Viewpoint: Australian LNG exports to slide in 2024

  • Market: Natural gas
  • 27/12/23

Australia's LNG exports are set to decline in 2024, as an increasingly complex regulatory environment frustrates producers' plans to offset field declines by backfilling projects.

Shipments from the world's third largest seaborne gas exporter are set to fall to 81mn t in the year to 30 June 2024 and further to 79mn t in the 2024-25 fiscal year, compared with 82mn t in 2022-23, according to Australia's Office of the Chief Economist.

Australian independent Woodside Energy is likely to take one 2.5mn t/yr train of its five-train, 16.9mn t/yr North West Shelf LNG off line in 2024, while fellow domestic operator Santos' 3.7mn t/yr Darwin LNG will sit idle as it prepares for backfill from the $3.6bn Barossa field, scheduled for first gas in 2025.

But the firms, Australia's largest listed gas exporters, face headwinds as they grapple with an environmental movement aiming to curtail Australia's fossil fuel exports.

Litigation by climate activists has delayed Barossa and the $12bn Scarborough field, Woodside's Carnarvon basin project to fill a second 5mn t/yr train at Pluto LNG.

Barossa's field drilling and laying of most of the gas export pipeline (GEP) have been paused all year, following a federal court ruling that Santos must hold consultations with native title holders regarding underwater cultural heritage.

A challenge to the Barossa GEP environmental plan (EP) is likely to lead to a delay in Barossa's completion, with Santos previously advising that first gas during the first half of 2025 was contingent on completing the laying of the GEP in 2023 and commencing drilling activities. It now appears neither can proceed before January 2024.

But Woodside received fresh approvals for seismic testing at Scarborough on 1 December.

Both firms have appealed for legislation to clarify EP requirements. But "times have changed" and industry must improve consultation and engagement, federal Labor resources minister Madeleine King has said. This is despite the government promising a review of offshore regulations. King's office has not detailed a timeline for the conduct of the review.

In a year marked by significant policy interventions in the energy market, Canberra also announced changes to taxes on gas export profits which are yet to pass parliament, with both the centre-right opposition Coalition and left-wing Green Party calling for compromises to pass the bill in 2024.

Australia's three east coast LNG projects will likely see supplies of onshore coal-bed methane rise after three consecutive La Nina years caused wet weather disruptions, with a 9pc forecasted rise in January-March exports.

Upstream production at Santos' 7.8mn t/yr Gladstone LNG reached a record 692 TJ/d in January-June 2023, while the upstream operator of the 9mn t/yr Australia Pacific LNG recently said output would be at the upper end of the 680-710PJ estimate for the year to 30 June 2024.

But with southern Australia increasingly reliant on Queensland gas owing to field depletion in Victoria's Bass Strait, the federal government could seek further domestic supply under its Domestic Gas Security Mechanism, despite recently securing 300PJ of extra gas until 2030

The Northern Territory (NT) government's approval of hydraulic fracturing in May has led to the commissioning of an engineering study for the proposed 6.6mn t/yr NTLNG plant — likely to be completed in the first half of 2024.

Fellow NT independent Empire Energy is aiming for a final investment decision on its 25 TJ/d Carpentaria pilot project early next year.
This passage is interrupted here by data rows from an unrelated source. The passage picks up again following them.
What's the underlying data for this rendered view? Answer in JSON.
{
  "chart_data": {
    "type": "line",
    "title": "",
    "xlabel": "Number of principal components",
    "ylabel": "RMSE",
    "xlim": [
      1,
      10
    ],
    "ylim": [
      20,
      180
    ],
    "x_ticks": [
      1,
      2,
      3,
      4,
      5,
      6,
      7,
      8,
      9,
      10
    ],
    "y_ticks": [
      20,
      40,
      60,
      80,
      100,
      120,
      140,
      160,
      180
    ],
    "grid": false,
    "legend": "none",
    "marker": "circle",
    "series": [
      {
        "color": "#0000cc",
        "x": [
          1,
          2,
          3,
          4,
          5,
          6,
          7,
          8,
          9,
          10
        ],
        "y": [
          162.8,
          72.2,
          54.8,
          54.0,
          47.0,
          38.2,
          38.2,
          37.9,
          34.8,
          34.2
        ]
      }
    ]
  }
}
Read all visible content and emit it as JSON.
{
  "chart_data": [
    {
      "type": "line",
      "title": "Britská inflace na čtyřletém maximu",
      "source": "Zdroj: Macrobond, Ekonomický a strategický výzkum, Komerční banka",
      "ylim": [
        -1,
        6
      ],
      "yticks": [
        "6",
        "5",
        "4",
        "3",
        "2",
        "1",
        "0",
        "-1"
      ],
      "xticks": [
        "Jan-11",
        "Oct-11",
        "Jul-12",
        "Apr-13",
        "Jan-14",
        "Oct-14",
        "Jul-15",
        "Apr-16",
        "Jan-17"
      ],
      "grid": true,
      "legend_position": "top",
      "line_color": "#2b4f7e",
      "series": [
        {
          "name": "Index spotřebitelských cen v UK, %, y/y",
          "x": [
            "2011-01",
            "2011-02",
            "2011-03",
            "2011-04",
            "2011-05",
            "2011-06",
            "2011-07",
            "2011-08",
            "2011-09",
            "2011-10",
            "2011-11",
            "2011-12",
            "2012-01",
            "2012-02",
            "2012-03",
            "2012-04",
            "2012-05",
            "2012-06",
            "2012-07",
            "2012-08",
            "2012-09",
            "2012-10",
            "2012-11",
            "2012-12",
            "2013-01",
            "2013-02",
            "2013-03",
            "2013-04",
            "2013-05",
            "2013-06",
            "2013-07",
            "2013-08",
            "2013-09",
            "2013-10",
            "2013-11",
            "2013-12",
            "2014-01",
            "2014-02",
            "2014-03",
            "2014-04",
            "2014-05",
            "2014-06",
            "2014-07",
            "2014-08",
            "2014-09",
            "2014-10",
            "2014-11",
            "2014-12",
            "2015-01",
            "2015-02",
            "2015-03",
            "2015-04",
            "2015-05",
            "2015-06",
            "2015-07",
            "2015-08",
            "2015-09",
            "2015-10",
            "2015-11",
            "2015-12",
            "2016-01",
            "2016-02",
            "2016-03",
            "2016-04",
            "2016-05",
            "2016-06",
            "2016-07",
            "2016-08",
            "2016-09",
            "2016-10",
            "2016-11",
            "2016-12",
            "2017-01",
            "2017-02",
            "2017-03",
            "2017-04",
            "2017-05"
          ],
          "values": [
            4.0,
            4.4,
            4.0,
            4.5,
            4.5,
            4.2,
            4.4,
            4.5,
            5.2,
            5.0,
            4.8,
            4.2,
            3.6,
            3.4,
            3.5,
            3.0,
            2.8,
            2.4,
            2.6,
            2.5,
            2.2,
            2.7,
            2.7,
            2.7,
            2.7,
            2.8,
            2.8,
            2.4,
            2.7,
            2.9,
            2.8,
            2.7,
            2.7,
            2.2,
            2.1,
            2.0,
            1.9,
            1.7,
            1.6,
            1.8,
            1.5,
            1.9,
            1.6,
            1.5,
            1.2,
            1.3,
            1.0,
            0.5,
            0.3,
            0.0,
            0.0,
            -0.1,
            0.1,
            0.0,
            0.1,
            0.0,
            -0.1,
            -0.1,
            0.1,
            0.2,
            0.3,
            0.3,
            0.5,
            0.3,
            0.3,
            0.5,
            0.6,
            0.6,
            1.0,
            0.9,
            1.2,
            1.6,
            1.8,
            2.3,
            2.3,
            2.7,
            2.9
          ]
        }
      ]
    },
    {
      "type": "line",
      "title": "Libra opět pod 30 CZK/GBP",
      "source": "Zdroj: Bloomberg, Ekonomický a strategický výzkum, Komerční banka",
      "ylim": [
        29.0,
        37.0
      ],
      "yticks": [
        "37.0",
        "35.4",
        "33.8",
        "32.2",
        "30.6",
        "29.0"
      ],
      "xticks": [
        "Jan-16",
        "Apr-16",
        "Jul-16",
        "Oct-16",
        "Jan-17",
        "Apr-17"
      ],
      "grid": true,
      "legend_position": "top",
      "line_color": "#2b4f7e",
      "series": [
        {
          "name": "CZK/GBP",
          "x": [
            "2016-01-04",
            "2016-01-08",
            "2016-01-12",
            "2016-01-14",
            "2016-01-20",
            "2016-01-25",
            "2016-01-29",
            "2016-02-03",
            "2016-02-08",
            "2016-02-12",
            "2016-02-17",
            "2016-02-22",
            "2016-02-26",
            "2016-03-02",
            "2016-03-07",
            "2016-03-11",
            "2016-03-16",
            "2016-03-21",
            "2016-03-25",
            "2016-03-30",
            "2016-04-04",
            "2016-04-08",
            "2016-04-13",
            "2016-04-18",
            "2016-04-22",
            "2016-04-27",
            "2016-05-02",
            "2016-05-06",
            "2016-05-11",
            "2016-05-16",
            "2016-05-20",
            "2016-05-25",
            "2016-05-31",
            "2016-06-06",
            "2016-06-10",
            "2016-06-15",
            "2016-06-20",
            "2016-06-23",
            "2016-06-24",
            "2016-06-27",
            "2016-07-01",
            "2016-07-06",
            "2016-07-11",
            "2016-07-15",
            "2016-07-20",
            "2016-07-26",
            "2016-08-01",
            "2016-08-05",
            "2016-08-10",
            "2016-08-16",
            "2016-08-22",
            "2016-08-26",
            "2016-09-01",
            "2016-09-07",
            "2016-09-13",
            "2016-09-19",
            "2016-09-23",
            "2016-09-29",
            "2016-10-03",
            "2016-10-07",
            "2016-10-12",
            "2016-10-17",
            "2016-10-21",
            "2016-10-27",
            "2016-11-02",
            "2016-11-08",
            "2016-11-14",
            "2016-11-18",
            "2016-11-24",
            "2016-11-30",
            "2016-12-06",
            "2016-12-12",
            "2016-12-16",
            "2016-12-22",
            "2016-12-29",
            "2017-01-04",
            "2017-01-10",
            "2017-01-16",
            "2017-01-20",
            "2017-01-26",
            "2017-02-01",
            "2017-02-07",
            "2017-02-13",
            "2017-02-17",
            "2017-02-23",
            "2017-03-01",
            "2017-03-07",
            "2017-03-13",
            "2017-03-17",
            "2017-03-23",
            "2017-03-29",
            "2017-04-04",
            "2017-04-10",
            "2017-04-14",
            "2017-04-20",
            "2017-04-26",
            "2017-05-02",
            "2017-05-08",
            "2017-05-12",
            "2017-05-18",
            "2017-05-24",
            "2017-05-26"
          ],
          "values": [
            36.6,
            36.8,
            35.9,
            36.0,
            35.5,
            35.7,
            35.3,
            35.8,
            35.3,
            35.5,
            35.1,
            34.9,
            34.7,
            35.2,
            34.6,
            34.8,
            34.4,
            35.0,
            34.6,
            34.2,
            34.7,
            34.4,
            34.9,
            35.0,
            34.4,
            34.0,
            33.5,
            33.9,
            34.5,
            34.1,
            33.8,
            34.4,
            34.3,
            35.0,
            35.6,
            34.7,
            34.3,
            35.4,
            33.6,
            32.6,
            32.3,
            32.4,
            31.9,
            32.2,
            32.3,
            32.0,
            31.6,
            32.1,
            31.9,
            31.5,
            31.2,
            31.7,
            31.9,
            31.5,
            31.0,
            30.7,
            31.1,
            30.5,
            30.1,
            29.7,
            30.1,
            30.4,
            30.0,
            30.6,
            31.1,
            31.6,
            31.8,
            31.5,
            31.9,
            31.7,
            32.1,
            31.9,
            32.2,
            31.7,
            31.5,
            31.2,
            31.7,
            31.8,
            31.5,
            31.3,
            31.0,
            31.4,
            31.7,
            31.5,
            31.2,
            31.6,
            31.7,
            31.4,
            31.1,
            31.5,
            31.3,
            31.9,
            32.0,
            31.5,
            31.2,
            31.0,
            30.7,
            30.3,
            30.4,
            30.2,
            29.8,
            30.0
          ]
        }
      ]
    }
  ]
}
But construction remains contingent on establishment of commercial flow rates from the untapped Beetaloo gas basin.

Elsewhere in the region, the 5.6mn t/yr Papua LNG in Papua New Guinea (PNG) is likely to reach final investment decision in early 2024 ahead of an early 2028 production start, while the 6.9mn t/yr ExxonMobil-operated PNG LNG facility expects to receive first gas from the Angore field in 2024.